One of the challenges of MDM is trying to make progress in all five of these areas at once, while simultaneously working across the spectrum of people, process, technology and information.

 

Think of it as the “big bang” approach to MDM. You evaluate and select an MDM hub, and in the process, you discover that your organization doesn’t have adequate data integration or data quality tools available. And while working with the business on what internal source systems and external content providers need to be integrated with the new hub, you realize that your organization finally needs to get serious about data governance as well. It can be a little overwhelming.

 

In the current economic climate, some companies won’t have much appetite for spending large amounts of money on multiyear MDM projects, and I’ve heard people argue that MDM should always be phased in gradually. Every company’s situation is different, and MDM projects are sometimes so strategic that they are immune to short-term economic ups and downs.

 

However, what if your company wants the benefits of MDM, but can’t commit to large strategic initiative all at once? Does that mean that there’s no hope and the visionary data champions who work at those companies are out of luck? Thankfully, no. Start with data governance. Build a small data governance program around existing source systems, people and technology.

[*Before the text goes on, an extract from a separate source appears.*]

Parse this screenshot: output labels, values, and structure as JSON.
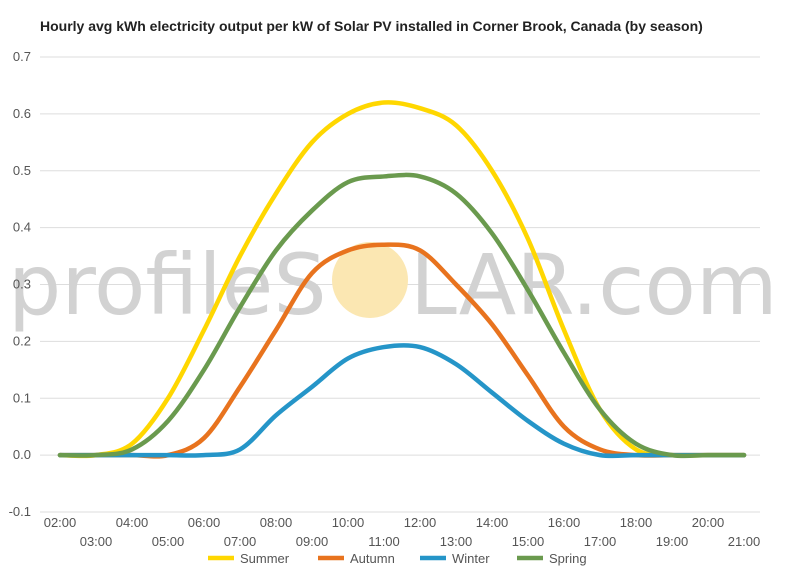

It may be a far cry from the high-impact data governance organization you’d ultimately like to build, but it will get you started and allow you to socialize data governance as a concept, get the business owners involved and show some results that will hopefully make the rest of the process a little easier.

 

You’ll need to find the people currently working with critical master data and bring them together, changing their roles to include active data stewardship. You’ll need a small data governance council to make corporate policy on ownership questions and to make decisions on business rules and other issues. You’ll also need at least some support from the C-suite, so people don’t think you’ve started building a data governance fiefdom without active executive support.

 

On the data integration question, spend some time investigating your current integration capabilities.  Hopefully, your company has evolved beyond the “custom code for everything” stage and at least has some extract, transform and load (ETL), metadata management tools or publishes and subscribes tools. If you’re lucky, you’ll find out that you’ve already got a robust data integration tool in-house and ready to go. If not, you’ll be better informed about past struggles with data integration at your company and better prepared to fold that into your MDM initiative at the proper time.

 

A similar approach to data quality is worthwhile. Figure out what data quality tools your company has and uses, and look into whether it would make sense to use them in your MDM plans. A surprising number of companies still have no data quality tools, and they rely on handwritten SQL programs or “eyeballing” thousands of rows of data in Excel to find and fix data quality issues. If that’s the case at your company, you may find that you’re not ready for MDM anyway, and that you’ve got to resolve one or more of these issues before tackling MDM.